US companies are going to find it much tougher to pass on inflation to consumers, Goldman Sachs says
- US companies will find it much harder to pass on price rises to consumers, Goldman Sachs said.
- Sharon Bell, a European stock strategist, said profitability is still high, but it's going to get squeezed.
So far, Corporate America has weathered inflation at 41-year highs without suffering too many ill effects on profitability.
But US companies are going to find it increasingly difficult to pass on price increases to consumers, and as a result, earnings estimates still look far too optimistic, according to Goldman Sachs.
Goldman strategist Sharon Bell on Thursday underlined the bank's view that the bear market in stocks is not over yet — not least because company margins, and by extension earnings estimates, are still too high.
"Most CEOs are still seeing very high input-cost inflation, very high raw material-cost inflation," Bell told CNBC. "Really, whether you see it come through to consumer price inflation depends on how much they pass through."
"The last couple of quarters, companies have passed through most of it. Because employment has been strong, the economy has been strong, consumers have had savings — so they've been able to pass through most of that to the consumer," the senior European equity strategist said.
"I think it will become more difficult to pass that through to the consumer, and we are expecting margins to be squeezed," she added.
Companies from across the US corporate spectrum — from luxury electric carmaker Tesla, to pizza delivery company Domino's, to social media app maker Snap — have cited the impact of inflation on their bottom lines, in earnings reports on the three months to June.
According to Zach's Research, 72.9% of companies have beaten earnings-per-share estimates in the second quarter so far. But this is the lowest percentage since the first quarter of 2020 for the group of 48 companies Zach's tracks, and the third lowest in the preceding 20 quarters.
In a note earlier this week, Bell and her team pointed out that in the past eight recessions since 1970, there has been an average decline of 14% in earnings-per-share estimates in the US and a far more aggressive decline of 20-30% in Europe.

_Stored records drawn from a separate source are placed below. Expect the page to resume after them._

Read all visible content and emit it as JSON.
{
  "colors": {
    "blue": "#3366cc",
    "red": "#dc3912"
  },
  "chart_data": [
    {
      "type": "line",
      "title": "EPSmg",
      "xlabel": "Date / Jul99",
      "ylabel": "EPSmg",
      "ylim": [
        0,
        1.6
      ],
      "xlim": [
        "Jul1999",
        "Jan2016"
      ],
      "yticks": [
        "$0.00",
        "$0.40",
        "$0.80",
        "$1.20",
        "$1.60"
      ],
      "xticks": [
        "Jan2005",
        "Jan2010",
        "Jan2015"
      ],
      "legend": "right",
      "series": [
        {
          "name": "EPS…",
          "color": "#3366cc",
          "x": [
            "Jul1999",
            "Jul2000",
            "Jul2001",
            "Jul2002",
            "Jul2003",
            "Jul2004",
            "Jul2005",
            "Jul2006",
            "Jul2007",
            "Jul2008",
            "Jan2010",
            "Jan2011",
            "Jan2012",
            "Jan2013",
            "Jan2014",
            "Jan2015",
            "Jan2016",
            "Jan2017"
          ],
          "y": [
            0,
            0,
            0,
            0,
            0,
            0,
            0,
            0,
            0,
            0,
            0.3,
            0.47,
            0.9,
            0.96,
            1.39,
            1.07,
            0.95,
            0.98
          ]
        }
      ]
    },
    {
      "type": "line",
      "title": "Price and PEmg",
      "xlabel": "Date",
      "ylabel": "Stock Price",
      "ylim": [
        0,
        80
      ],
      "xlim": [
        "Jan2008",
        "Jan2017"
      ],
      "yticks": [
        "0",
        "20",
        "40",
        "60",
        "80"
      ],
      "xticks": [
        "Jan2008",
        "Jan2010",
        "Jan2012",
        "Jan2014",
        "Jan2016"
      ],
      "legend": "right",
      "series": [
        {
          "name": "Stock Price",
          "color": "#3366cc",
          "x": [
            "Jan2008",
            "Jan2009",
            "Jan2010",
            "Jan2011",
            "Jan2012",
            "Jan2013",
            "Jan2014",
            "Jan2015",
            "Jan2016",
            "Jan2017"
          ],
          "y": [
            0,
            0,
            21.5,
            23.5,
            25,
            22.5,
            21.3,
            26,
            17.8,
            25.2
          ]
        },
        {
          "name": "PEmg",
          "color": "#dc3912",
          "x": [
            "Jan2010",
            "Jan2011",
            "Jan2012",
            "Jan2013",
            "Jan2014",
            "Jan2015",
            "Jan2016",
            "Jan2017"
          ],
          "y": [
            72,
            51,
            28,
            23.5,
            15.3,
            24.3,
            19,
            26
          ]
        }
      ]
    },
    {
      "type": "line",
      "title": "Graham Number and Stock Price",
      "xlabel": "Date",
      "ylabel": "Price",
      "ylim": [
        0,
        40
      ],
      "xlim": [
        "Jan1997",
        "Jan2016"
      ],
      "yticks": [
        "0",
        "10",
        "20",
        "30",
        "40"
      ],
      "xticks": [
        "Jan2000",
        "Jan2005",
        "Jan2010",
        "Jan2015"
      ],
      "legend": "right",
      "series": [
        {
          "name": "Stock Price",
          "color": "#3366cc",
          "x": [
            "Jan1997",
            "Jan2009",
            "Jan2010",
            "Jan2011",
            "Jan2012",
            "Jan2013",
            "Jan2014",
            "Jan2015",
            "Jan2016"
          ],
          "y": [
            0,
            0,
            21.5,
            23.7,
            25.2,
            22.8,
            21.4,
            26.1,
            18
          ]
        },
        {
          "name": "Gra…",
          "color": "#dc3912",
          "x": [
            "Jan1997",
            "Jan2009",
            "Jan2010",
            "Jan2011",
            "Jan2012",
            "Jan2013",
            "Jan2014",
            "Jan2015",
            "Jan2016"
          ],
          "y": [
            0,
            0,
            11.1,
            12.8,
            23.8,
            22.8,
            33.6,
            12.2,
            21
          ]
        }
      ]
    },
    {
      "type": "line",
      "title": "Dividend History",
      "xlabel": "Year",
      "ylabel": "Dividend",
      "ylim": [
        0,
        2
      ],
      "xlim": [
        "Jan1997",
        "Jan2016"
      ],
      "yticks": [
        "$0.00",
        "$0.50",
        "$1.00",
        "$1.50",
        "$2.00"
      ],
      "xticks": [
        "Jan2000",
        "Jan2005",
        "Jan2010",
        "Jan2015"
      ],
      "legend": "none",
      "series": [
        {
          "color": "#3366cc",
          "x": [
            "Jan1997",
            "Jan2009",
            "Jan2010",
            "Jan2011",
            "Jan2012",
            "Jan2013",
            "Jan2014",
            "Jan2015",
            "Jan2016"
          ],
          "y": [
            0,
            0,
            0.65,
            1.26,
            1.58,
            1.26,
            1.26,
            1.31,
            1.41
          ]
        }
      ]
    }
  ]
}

"When I speak to most of my clients — fund managers, etc. — they're very skeptical about the bottom-up earnings forecasts. Now, I do think they reflect a little bit of what we've seen in the first half of the year, so they're a little bit trailing," Bell said.
Economic growth and employment held up robustly in the first half of 2022, even as inflation was picking up to its highest since the early 1980s. That rise came amid surging energy and raw material prices, stemming in part from Russia's war in Ukraine and from general disruption in trade flows in the wake of the pandemic.
As the Federal Reserve has raised interest rates in response to that rise in consumer prices, borrowing costs have grown and the dollar has strengthened. That has undermined foreign revenues for several big names, including Netflix, IBM, Johnson & Johnson and Microsoft, in these most recent quarterly results.
The dollar has risen to its highest in 20 years against a basket of major currencies, meaning the value of revenue from key markets like Europe, India, Japan or Mexico has fallen. A recent analysis from Bloomberg showed references to "foreign exchange" in earnings calls hit the highest in three years.
"Inflation has been high and it is quite good for companies — at least initially — because that means they're passing on some of these additional prices. But I think more medium-term, these earnings estimates are going to come down," Bell said.